The first point to note is that foreign companies wishing to invest in Italy will be able to obtain a protective ruling from the Italian tax authorities in order to define many aspects of their investment. The main aspects on which the investors may obtain a ruling are—apart from the already existing ruling on transfer pricing—(i) whether the foreign investor’s presence in Italy gives rise to a permanent establishment or not; (ii) the tax implications of a transfer of residence to or from a foreign country; and (iii) whether a double tax treaty or other domestic rules may be applied, granting a reduction in the rates of withholding tax on dividends, interest, royalties or other taxable income/costs paid to or by non-resident entities.

Another protective ruling, aimed at giving certainty to foreign investors in Italy, concerns the tax implications of investments and the corporate transactions required to implement investments. The ruling may be related to a number of issues, such as potential abuses of the law, the possible application of the participation exemption regime to certain capital gains and the existence of a business concern.

These rulings are binding on the tax authorities themselves, so they will not be in a position to challenge investment structures as long as the conditions and circumstances described in the protective rulings remain true and correct.

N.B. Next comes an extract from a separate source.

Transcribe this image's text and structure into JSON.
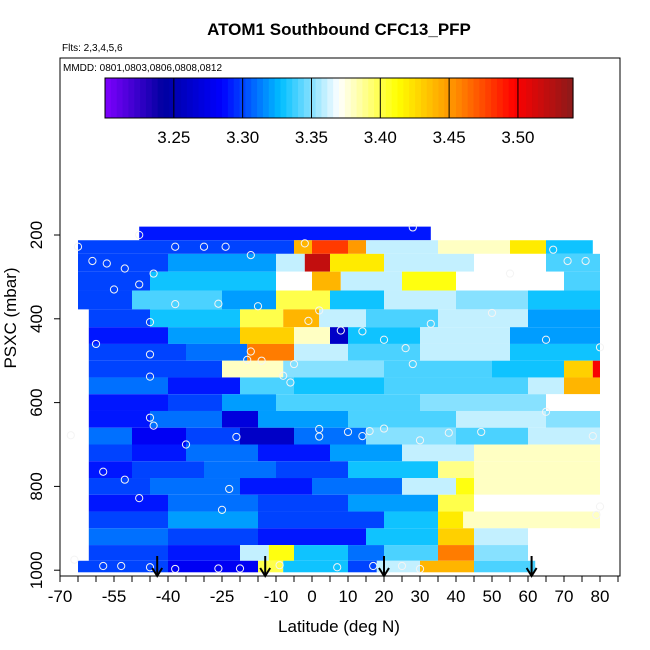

In addition to the rulings, there are other important changes being introduced into the Italian tax regime.

One of these is related to the deductibility of passive interest in the case of loans granted for real estate purchased for leasing purposes, and secured by mortgages over the same real estate asset. Passive interest on such loans is currently not subject to the ordinary 30 per cent threshold and is therefore fully deductible.

The Internationalization Decree narrows down that exclusion. Should the Decree be approved in its current form, complete deductibility of passive interest would be allowable only if the loan is taken out by an entity whose main function is the carrying on of real estate activities. This would include entities where (i) the value of real estate assets, purchased with a view to renting out, constitutes the majority of their assets; and (ii) rental fees constitute at least two-thirds of their revenue. It is thought that this amendment is unlikely to have a negative impact on real estate investors in Italy.